Roland P. Riek, Ph.D.
Assistant Professor

Structural Biology Laboratory
The Salk Institute
P. O. Box 85800
San Diego, CA 92186-5800

Phone: (858) 453-4100
Fax: (858) 452-3683
Email: riek@perutz.salk.edu



   
             
             
             

Field Of Research:

Structural biology

Research Interest:

The aim of the research in our lab is to understand the conformational transitions of proteins associated with amyloid diseases.

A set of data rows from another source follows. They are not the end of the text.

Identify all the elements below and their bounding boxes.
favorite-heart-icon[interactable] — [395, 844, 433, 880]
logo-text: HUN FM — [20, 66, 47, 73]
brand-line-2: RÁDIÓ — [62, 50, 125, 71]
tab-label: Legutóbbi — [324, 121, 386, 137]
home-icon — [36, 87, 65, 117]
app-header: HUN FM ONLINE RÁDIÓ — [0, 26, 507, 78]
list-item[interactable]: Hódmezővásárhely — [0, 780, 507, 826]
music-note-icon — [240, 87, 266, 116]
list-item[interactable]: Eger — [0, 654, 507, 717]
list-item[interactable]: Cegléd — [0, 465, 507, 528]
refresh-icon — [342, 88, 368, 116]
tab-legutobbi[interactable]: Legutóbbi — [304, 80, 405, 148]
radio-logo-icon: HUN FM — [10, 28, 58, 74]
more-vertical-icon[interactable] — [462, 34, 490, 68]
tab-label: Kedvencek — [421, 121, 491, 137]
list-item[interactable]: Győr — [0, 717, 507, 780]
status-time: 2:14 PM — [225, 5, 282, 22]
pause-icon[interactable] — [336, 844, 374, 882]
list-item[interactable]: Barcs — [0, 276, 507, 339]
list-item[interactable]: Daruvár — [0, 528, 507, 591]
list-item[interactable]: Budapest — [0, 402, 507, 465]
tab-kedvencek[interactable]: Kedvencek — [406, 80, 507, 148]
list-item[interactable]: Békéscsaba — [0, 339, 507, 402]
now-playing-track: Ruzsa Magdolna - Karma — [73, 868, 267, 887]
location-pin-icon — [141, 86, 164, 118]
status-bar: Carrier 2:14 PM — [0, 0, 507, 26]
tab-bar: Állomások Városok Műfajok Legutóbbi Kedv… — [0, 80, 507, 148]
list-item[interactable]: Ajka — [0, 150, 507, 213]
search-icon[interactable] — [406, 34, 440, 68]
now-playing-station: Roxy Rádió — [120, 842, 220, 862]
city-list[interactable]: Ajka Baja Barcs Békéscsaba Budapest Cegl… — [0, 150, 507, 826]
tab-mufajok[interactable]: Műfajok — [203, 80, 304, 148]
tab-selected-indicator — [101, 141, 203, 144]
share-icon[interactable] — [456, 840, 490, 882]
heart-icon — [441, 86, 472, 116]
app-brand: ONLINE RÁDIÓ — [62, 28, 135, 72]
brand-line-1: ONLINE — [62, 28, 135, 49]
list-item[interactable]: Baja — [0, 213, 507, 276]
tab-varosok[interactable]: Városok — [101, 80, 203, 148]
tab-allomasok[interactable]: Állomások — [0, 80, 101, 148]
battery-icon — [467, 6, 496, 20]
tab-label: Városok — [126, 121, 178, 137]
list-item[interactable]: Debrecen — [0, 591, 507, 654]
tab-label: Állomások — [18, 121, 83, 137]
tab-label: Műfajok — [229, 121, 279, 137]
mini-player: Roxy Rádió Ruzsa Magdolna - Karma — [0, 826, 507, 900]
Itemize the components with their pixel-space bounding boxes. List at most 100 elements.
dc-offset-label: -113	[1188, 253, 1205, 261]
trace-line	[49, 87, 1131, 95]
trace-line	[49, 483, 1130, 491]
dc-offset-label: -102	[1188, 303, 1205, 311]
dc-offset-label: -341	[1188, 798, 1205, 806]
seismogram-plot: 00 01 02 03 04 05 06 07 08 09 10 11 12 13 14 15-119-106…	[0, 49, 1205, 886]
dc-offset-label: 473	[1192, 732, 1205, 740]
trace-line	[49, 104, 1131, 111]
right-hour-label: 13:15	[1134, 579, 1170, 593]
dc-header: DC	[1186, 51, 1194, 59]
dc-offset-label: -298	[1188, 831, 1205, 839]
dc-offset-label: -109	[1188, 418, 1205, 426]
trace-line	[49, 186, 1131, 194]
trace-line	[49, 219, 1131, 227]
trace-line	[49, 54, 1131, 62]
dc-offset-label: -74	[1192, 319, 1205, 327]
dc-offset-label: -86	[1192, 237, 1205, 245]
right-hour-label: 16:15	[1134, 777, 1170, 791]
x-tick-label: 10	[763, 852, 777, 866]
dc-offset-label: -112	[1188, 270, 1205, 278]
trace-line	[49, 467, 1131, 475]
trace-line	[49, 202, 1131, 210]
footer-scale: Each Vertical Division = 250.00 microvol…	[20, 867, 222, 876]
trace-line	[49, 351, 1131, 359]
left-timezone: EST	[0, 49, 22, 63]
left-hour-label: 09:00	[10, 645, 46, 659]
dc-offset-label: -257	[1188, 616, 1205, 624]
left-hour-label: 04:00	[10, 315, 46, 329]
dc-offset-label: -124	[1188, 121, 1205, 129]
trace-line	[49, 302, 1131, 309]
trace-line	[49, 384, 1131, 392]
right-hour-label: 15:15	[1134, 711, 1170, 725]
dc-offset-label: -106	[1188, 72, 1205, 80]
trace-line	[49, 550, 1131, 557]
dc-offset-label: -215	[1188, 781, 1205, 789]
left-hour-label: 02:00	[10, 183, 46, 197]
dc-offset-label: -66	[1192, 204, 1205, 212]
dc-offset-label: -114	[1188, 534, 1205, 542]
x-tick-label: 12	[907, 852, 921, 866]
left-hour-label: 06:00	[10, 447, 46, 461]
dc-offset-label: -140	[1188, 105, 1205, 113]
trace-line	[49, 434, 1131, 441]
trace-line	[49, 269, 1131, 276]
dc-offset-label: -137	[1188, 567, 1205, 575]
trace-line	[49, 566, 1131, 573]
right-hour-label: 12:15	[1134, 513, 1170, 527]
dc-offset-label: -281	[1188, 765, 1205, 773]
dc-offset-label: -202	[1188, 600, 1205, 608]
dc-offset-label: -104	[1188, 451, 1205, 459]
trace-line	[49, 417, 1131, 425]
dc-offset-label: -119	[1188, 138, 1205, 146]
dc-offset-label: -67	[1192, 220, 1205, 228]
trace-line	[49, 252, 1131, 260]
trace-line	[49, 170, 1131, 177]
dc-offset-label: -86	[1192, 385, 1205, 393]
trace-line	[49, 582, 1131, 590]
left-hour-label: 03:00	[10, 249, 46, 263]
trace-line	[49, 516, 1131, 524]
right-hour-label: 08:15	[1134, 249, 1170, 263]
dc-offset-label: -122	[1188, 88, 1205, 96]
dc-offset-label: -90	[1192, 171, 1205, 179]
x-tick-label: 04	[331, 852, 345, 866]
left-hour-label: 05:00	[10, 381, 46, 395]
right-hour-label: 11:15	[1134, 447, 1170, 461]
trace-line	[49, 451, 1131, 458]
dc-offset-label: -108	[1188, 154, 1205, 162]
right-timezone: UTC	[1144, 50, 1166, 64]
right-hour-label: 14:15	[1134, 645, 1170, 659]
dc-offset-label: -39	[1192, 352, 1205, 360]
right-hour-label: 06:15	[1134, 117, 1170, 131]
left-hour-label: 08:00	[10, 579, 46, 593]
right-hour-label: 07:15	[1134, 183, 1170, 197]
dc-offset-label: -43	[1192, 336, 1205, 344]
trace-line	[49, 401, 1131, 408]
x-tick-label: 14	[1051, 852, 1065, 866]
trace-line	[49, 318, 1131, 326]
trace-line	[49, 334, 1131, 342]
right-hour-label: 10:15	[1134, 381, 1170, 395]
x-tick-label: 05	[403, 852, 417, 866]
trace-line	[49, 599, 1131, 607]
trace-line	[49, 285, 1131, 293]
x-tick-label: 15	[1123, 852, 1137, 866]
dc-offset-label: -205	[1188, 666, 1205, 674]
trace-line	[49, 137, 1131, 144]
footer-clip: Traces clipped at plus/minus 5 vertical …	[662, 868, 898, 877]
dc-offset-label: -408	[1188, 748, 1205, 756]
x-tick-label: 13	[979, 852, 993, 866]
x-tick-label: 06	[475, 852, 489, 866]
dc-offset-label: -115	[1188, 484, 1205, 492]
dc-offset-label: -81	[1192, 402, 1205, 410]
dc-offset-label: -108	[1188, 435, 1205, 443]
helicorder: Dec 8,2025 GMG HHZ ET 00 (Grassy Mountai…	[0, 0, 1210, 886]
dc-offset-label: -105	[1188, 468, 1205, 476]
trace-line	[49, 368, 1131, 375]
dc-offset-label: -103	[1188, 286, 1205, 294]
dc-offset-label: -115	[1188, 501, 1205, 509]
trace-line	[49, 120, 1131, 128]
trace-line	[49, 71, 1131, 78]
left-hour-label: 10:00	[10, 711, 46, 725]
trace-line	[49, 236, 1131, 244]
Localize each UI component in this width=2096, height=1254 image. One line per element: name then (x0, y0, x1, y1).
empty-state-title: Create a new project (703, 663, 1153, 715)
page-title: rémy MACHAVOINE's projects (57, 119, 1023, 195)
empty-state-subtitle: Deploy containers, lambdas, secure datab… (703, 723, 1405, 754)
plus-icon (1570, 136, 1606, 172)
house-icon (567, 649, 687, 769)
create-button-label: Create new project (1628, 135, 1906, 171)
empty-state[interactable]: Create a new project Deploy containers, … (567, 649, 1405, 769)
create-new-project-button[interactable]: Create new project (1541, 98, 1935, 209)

Alzheimer and prion diseases belong to amyloid diseases for which a normal host polypeptide accumulates in an abnormal beta-sheet-rich form in fibrillar aggregates. In prion diseases, the mostly alpha-helical host prion protein undergoes a conformational switch to a structure with enhanced beta-sheet content. It is believed that this converted abnormal form of the prion protein is the infectious agent of bovine spongiform encephalopathy (BSE), scrapie in sheep, and Creutzfeldt-Jakob disease (CJD) in humans. In Alzheimer's disease, a peptide with mostly a random coil-like structure is converted to a beta-sheet-rich polypeptide clustered in fibrils. Since, in both mentioned systems a structural transition is associated with disease, a detailed knowledge of the structures and dynamics of the normal and the abnormal conformers are of highest interest. We have determined the structures of the normal forms of the prion protein and of the Alzheimer's peptide. Further studies will include the structural elucidation of the abnormal conformations of these diseases. We use a variety of techniques to solve the structures and to study the conformational transition of amyloidogenic proteins including as a major experimental tool Nuclear Magnetic Resonance Spectroscopy (NMR).